Here is a random polaroid from june or august, 2007
Today I’m out of debt on my credit card. Well, mostly. Compared to the 3000 dollars that have been on there since last year (school related emergency charges), give or take, I’ve now only got 40 bucks on there. It feels really good. I’ve only got 20 dollars in my personal expenses account (uh food), which doesn’t feel that good, but really… I cut up my card a couple months ago and I’m glad of it. I still know the number if I really really need something, but I’m trying to use it as little as possible.
I did have enough cash to get new tires for my bike today, which is good. My old ones were just about dead, rotted out. My new tires are all black and the bike looks sleeker than even before. I actually went ahead and ordered a freewheel for the back, going to convert it into a single speed. Without the derailers and casings and those extra gears it’s going to be just a little lighter and even simpler looking. Simplicity with bikes is beautiful, I’m not going to go so far as having a fixed gear though. At least not on this bike.
I just realized that you probably haven’t seen my bike. Ok, went and took some quick pictures.
It’s an old huffy. I got it for 20 bucks from Johnny B and only had to put some tape on the bars and fix the breaks.
My favorite part is this team america decal.
The downside is that three hours flew by while Jamie (great little guy in a boy scout shirt who works at Bike Link) and I were tinkering with it this morning, trying to figure out a weird skipping thing that was going on. It happens when I ride in the hardest gear, the 14 tooth one. We couldn’t figure it out, though, so I’m just riding one easier until I can convert it. It was nice learning a bit more about my bike, but I missed my academic advising meeting. oops.
I’m going to see if anyone wants to get lunch specials at some chinese place with me, I’ve got some hardcore cravings for asian food right now.
sometime in june, 2007
Recently a girl said to me, “I bet you take a lot of naked pictures of your girlfriends.” When I replied that I really didn’t, she seemed surprised, almost shocked.
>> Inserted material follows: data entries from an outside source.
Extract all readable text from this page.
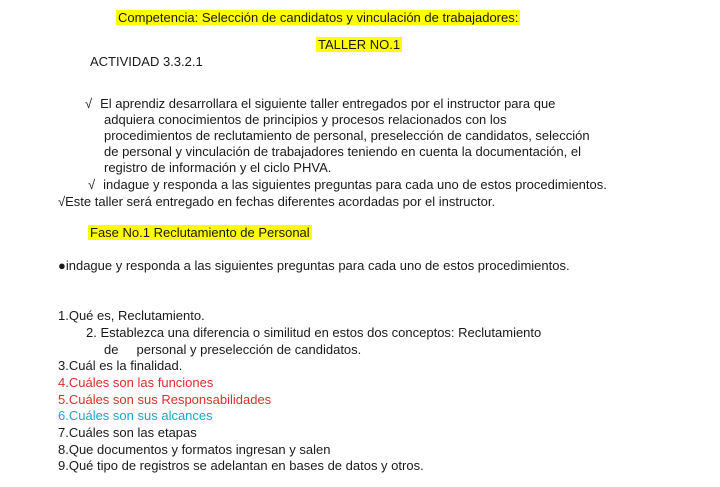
Competencia: Selección de candidatos y vinculación de trabajadores:
TALLER NO.1
ACTIVIDAD 3.3.2.1
√ El aprendiz desarrollara el siguiente taller entregados por el instructor para que
adquiera conocimientos de principios y procesos relacionados con los
procedimientos de reclutamiento de personal, preselección de candidatos, selección
de personal y vinculación de trabajadores teniendo en cuenta la documentación, el
registro de información y el ciclo PHVA.
√ indague y responda a las siguientes preguntas para cada uno de estos procedimientos.
√Este taller será entregado en fechas diferentes acordadas por el instructor.
Fase No.1 Reclutamiento de Personal
●indague y responda a las siguientes preguntas para cada uno de estos procedimientos.
1.Qué es, Reclutamiento.
2. Establezca una diferencia o similitud en estos dos conceptos: Reclutamiento
de     personal y preselección de candidatos.
3.Cuál es la finalidad.
4.Cuáles son las funciones
5.Cuáles son sus Responsabilidades
6.Cuáles son sus alcances
7.Cuáles son las etapas
8.Que documentos y formatos ingresan y salen
9.Qué tipo de registros se adelantan en bases de datos y otros.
People tend to assume that this is what photographers primarily do. Love and sexual relations are very important to me, though, and there tend to be two types of important experiences in my life: The kind that I must rush to find my camera or pen and capture (often private reflective moments [see below] or snippets of everyday life) or the kind that is too important to distract myself from.
The second kind does not often get photographed. When I remember these moments I remember them as if they are dreams, oddly perfect, surreal, romanticized moments. These memories lift me up, though I know they are idealized. I also know that when I was actually experiencing those moments the entirety of life was idealized.
This image is a rare type of image for me. I hardly remember taking it, a playful moment with another person’s camera (phone?), a chance framing. But when I received it in an email months afterward, it took my breath away. I understand why people want to take pictures of their intimate moments, they wish to remember them, always. Still, I feel no need to show nudity in my work or photos I take for myself. Between two people connecting on such a level, every moment has the potential for intimacy.
Pardon my ramblings.
Here is an image that I do remember taking. I stared at this light for some time, water running down my back, before I realized that I might perhaps capture it. I was alone in my family’s massachusetts home for a few days, where I took that tree image that I posted recently as well. The pictures from this short time are all rather introspective. I wonder if shouldn’t live alone in the woods for a bit.